DRIVING THE CAR for the first time since Christmas, I won
dered how long I could afford to keep it. The way cars depreciate and so quickly is very unfair. If I sold my flat I would get far more than I paid for it five years ago, but if I sold my car I would get a sum in hundreds rather than thousands. It wasn't worth selling it.
The evening was wet and miserable, and it's a grim drive anyway up to West Hendon. I was halfway there when I began thinking that maybe Gerry would be out, would have gone off somewhere in a taxi to meet whoever it was, and in charge of Justin would be Grania—or Emily if it was Grania he had gone out with. If that happened I would just come back and try not to calculate the cost of the petrol I had wasted. But he was in. He opened the door to me.

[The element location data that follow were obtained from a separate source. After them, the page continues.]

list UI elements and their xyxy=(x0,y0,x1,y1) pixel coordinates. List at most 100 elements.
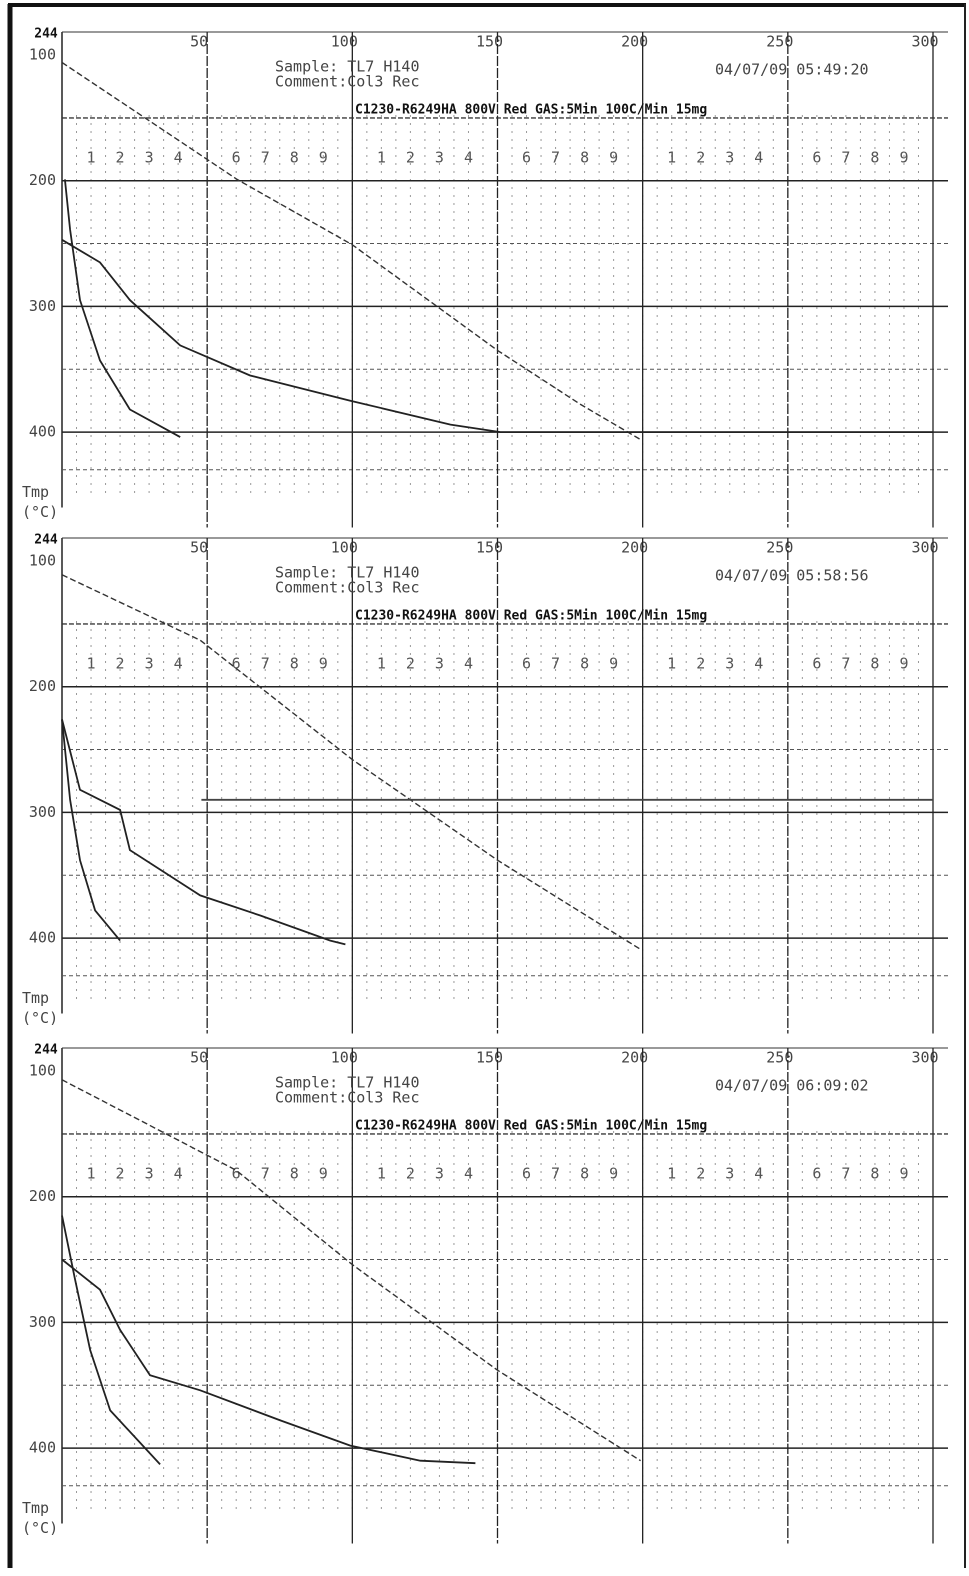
x-tick-label: 100 xyxy=(331,1049,358,1067)
scale-digit: 8 xyxy=(290,1165,299,1183)
scale-digit: 2 xyxy=(406,655,415,673)
scale-digit: 1 xyxy=(87,149,96,167)
scale-digit: 7 xyxy=(261,1165,270,1183)
scale-digit: 3 xyxy=(435,149,444,167)
scale-digit: 8 xyxy=(870,655,879,673)
setup: C1230-R6249HA 800V Red GAS:5Min 100C/Min… xyxy=(355,609,707,624)
y-axis-label: (°C) xyxy=(22,503,58,521)
scale-digit: 1 xyxy=(377,655,386,673)
x-tick-label: 250 xyxy=(766,539,793,557)
scale-digit: 8 xyxy=(290,149,299,167)
scale-digit: 6 xyxy=(812,149,821,167)
scale-digit: 9 xyxy=(609,1165,618,1183)
y-tick-label: 400 xyxy=(29,1439,56,1457)
scale-digit: 4 xyxy=(174,655,183,673)
scale-digit: 6 xyxy=(232,149,241,167)
setup: C1230-R6249HA 800V Red GAS:5Min 100C/Min… xyxy=(355,1119,707,1134)
scale-digit: 9 xyxy=(609,655,618,673)
top-label: 244 xyxy=(34,27,58,42)
y-tick-label: 200 xyxy=(29,1187,56,1205)
x-tick-label: 200 xyxy=(621,539,648,557)
scale-digit: 8 xyxy=(580,149,589,167)
scale-digit: 8 xyxy=(290,655,299,673)
y-tick-label: 300 xyxy=(29,1313,56,1331)
scale-digit: 9 xyxy=(899,149,908,167)
scale-digit: 2 xyxy=(696,149,705,167)
scale-digit: 4 xyxy=(754,149,763,167)
scale-digit: 1 xyxy=(667,149,676,167)
scale-digit: 2 xyxy=(696,1165,705,1183)
scale-digit: 1 xyxy=(667,1165,676,1183)
scale-digit: 9 xyxy=(319,149,328,167)
scale-digit: 7 xyxy=(261,655,270,673)
scale-digit: 6 xyxy=(522,1165,531,1183)
x-tick-label: 150 xyxy=(476,539,503,557)
page: {"chart_data": [ {"type": "line", "top_l… xyxy=(0,0,969,1572)
scale-digit: 2 xyxy=(406,1165,415,1183)
timestamp: 04/07/09 05:49:20 xyxy=(715,61,869,79)
scale-digit: 6 xyxy=(812,1165,821,1183)
scale-digit: 4 xyxy=(464,655,473,673)
x-tick-label: 100 xyxy=(331,33,358,51)
scale-digit: 1 xyxy=(377,1165,386,1183)
scale-digit: 7 xyxy=(841,149,850,167)
x-tick-label: 300 xyxy=(911,33,938,51)
timestamp: 04/07/09 05:58:56 xyxy=(715,567,869,585)
x-tick-label: 150 xyxy=(476,33,503,51)
scale-digit: 8 xyxy=(580,1165,589,1183)
y-tick-label: 200 xyxy=(29,171,56,189)
y-tick-label: 100 xyxy=(29,46,56,64)
scale-digit: 8 xyxy=(870,1165,879,1183)
scale-digit: 4 xyxy=(754,1165,763,1183)
scale-digit: 6 xyxy=(522,655,531,673)
x-tick-label: 250 xyxy=(766,33,793,51)
scale-digit: 4 xyxy=(174,149,183,167)
scale-digit: 2 xyxy=(116,655,125,673)
setup: C1230-R6249HA 800V Red GAS:5Min 100C/Min… xyxy=(355,103,707,118)
comment: Comment:Col3 Rec xyxy=(275,1089,420,1107)
scale-digit: 7 xyxy=(841,1165,850,1183)
y-tick-label: 100 xyxy=(29,1062,56,1080)
scale-digit: 4 xyxy=(174,1165,183,1183)
scale-digit: 3 xyxy=(725,655,734,673)
y-tick-label: 400 xyxy=(29,929,56,947)
scale-digit: 9 xyxy=(319,655,328,673)
scale-digit: 4 xyxy=(464,149,473,167)
y-tick-label: 100 xyxy=(29,552,56,570)
scale-digit: 3 xyxy=(725,1165,734,1183)
scale-digit: 3 xyxy=(435,655,444,673)
x-tick-label: 150 xyxy=(476,1049,503,1067)
scale-digit: 1 xyxy=(87,1165,96,1183)
scale-digit: 7 xyxy=(841,655,850,673)
x-tick-label: 100 xyxy=(331,539,358,557)
timestamp: 04/07/09 06:09:02 xyxy=(715,1077,869,1095)
y-axis-label: Tmp xyxy=(22,989,49,1007)
x-tick-label: 200 xyxy=(621,1049,648,1067)
scale-digit: 2 xyxy=(116,149,125,167)
x-tick-label: 50 xyxy=(190,1049,208,1067)
x-tick-label: 250 xyxy=(766,1049,793,1067)
comment: Comment:Col3 Rec xyxy=(275,73,420,91)
scale-digit: 2 xyxy=(696,655,705,673)
scale-digit: 6 xyxy=(232,655,241,673)
scale-digit: 3 xyxy=(145,655,154,673)
top-label: 244 xyxy=(34,533,58,548)
top-label: 244 xyxy=(34,1043,58,1058)
scale-digit: 3 xyxy=(435,1165,444,1183)
scale-digit: 8 xyxy=(870,149,879,167)
scale-digit: 9 xyxy=(899,655,908,673)
x-tick-label: 200 xyxy=(621,33,648,51)
scale-digit: 2 xyxy=(116,1165,125,1183)
scale-digit: 6 xyxy=(522,149,531,167)
chart-sheet: 50100150200250300100200300400244Tmp(°C)S… xyxy=(0,0,969,1572)
scale-digit: 9 xyxy=(899,1165,908,1183)
y-tick-label: 200 xyxy=(29,677,56,695)
y-axis-label: (°C) xyxy=(22,1519,58,1537)
background xyxy=(0,0,969,1572)
scale-digit: 1 xyxy=(667,655,676,673)
scale-digit: 3 xyxy=(145,149,154,167)
scale-digit: 7 xyxy=(551,149,560,167)
scale-digit: 9 xyxy=(609,149,618,167)
y-axis-label: Tmp xyxy=(22,1499,49,1517)
scale-digit: 1 xyxy=(377,149,386,167)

“This is a surprise,” he said in the sort of voice you'd use to tell someone you're sorry their dog's been run over. He asked me in but I had a feeling he'd have preferred not to. It was long past Justin's bedtime but he was still up. He was in the living room watching television or he was sitting on the sofa staring vacantly into the air above the television screen. I sat down beside him but he didn't look at me and of course he didn't speak. Gerry had lost weight and was by then painfully thin. I had taken the pearls out of the case that said Asprey's on it and put them in a box that had once contained the nasty cheap perfume my mother had given me for my birthday. Gerry barely glanced at them.
“Perhaps you'd put them away with the locket and her ring,” he said.
I should have made my request then but I didn't. He went on talking about all his problems, how worried he was about Justin, how he'd taken him to a child psychologist who'd only said to give him time, his voice would come back eventually, and about his new responsibilities at work—I should be so lucky—and the longer hours this entailed and how sometimes he was at his wits' end. While he was speaking I had turned to Justin and just touched him on the shoulder. I thought he might throw my hand off but he didn't. It was as if a miracle had happened. He turned to me and held up his arms for me to take hold of him. I put my arms around him and lifted him onto my knee, where he sat and leaned his face against my chest. Gerry stared. He was silenced. And then an idea came to me. I'd really have liked more time in which to think about it, but I didn't have more time. The pearls had been my excuse for coming and once they were gone I would have no reason ever to see him—or Justin— again. It was now or never.